I just don't understand what these companies are thinking. This type of service is doomed to fail from the beginning. How can they compete with iTunes, which is cheaper and much easier to use? Furthermore, why do you have to click through the tiny screen of a cell phone in order to buy a song, when you can easily do that on the comfort of a home PC. In what situation do you really need to buy a song right away on a cell phone network, and you can't wait to get home to buy it on a PC?
I think these companies don't understand the difference between content consumption and content acquisition and management. Cell phones, and other handheld devices (iPod included), are basically for content consumption only. PC is for content acquisition and management. For content consumption, you don't need many fancy features. Ease of use is the key. That is why iPod is so wildly popular. You can leave the complex functionalities to PC.
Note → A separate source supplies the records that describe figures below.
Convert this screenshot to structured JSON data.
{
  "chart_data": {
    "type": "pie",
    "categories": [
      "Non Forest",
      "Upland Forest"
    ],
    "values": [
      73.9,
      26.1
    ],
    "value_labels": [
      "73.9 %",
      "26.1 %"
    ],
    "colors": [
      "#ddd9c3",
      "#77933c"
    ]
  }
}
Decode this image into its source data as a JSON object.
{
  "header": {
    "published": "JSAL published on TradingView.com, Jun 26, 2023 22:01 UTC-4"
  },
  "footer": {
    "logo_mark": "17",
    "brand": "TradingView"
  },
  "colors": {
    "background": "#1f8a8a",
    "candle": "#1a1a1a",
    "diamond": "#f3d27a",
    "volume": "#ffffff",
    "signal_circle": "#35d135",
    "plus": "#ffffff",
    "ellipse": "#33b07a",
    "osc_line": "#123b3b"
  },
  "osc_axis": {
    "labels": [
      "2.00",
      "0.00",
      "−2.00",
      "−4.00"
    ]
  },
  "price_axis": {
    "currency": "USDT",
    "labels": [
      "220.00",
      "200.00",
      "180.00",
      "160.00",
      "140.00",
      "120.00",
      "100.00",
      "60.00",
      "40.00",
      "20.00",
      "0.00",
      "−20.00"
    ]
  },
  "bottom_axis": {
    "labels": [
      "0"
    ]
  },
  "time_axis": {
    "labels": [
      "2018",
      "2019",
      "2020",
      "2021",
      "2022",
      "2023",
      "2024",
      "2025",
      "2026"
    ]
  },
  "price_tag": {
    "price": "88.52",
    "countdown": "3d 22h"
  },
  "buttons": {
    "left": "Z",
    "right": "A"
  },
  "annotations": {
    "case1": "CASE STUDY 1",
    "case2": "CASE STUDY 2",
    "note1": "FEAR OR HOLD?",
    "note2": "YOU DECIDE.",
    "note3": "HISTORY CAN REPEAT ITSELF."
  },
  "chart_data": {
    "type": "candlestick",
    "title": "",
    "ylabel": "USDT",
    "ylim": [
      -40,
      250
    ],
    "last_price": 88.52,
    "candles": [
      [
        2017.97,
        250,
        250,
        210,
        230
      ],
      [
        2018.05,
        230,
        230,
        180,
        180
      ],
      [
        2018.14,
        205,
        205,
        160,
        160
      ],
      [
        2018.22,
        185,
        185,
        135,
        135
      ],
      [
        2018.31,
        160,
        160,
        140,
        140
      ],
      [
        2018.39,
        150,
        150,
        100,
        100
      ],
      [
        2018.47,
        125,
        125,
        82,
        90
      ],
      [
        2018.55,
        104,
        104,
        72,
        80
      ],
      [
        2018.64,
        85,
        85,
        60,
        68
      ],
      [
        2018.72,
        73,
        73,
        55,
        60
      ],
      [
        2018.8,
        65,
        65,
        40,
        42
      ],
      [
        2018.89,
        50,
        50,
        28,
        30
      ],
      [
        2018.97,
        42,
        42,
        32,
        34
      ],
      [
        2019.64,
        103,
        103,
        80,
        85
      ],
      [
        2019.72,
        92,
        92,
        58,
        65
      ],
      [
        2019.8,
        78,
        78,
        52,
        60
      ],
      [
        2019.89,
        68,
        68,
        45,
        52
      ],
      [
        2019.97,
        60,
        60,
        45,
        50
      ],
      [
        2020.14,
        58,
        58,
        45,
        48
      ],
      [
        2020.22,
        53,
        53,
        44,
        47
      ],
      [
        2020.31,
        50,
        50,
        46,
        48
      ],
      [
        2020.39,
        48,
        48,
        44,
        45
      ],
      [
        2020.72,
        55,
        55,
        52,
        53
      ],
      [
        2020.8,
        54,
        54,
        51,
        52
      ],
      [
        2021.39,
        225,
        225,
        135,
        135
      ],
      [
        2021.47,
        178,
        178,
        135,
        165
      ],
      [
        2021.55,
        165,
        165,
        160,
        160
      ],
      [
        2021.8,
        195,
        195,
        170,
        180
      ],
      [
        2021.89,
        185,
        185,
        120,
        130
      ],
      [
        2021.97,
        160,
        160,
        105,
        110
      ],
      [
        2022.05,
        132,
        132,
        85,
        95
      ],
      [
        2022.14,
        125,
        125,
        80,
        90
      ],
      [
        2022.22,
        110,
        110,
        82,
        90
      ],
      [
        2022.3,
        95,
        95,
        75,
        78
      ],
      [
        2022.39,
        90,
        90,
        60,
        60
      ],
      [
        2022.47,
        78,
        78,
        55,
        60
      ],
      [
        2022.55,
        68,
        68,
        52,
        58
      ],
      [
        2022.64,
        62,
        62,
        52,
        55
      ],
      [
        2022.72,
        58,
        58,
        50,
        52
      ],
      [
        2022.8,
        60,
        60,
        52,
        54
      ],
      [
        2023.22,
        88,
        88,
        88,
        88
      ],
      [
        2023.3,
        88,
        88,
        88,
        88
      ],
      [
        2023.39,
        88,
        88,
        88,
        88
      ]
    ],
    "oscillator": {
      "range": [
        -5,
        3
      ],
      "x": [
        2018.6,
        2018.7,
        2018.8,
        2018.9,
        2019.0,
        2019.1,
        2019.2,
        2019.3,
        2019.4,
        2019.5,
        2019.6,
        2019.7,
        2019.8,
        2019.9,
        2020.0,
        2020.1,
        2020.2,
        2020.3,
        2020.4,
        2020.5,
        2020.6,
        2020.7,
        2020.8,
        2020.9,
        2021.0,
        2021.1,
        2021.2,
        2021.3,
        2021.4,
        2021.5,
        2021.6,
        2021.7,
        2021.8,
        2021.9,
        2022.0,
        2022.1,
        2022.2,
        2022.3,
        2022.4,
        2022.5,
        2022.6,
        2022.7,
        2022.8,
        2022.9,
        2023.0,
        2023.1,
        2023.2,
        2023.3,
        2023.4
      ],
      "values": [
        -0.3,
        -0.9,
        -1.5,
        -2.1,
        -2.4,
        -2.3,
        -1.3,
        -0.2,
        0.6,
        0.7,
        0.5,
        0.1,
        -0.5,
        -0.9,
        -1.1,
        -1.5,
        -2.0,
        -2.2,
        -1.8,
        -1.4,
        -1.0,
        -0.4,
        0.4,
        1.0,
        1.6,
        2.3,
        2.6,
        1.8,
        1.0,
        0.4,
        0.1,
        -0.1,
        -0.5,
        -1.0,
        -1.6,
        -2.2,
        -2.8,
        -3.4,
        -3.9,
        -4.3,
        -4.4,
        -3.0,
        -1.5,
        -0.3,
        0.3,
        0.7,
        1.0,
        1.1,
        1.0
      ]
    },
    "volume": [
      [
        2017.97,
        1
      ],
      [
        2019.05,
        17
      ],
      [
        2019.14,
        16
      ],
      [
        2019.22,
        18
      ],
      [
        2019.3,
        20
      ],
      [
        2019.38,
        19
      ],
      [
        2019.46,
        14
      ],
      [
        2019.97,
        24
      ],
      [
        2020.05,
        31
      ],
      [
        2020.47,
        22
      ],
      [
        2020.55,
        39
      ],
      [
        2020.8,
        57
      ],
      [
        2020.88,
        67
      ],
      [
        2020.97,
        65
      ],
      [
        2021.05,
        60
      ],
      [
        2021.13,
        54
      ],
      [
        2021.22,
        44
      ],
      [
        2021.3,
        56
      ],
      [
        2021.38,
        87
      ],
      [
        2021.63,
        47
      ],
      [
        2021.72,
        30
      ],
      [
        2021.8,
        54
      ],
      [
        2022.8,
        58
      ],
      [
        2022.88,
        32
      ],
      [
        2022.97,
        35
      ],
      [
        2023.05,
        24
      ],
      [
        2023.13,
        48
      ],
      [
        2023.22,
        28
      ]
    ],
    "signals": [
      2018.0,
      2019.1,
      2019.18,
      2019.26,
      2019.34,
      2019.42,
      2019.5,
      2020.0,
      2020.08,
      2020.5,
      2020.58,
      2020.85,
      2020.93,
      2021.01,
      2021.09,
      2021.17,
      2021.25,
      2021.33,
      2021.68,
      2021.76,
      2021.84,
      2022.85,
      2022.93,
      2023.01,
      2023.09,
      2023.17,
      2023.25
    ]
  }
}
Cell phones are getting increasingly more complex. But 99% of the time, I only use it for making phone calls. I wonder how many people are using all of the features that are in the cell phones. To me, a basic voice phone, with embedded MP3 music player will be enough. I can use my PC to load the songs to the phone.
Cell phone operators want to fill up its excess bandwidth (they have got a lot of bandwidth with 3G). But without charging a high price, they won't be able to earn a sufficient return on per bandwidth. That is why they have to charge a higher price than wired song downloads.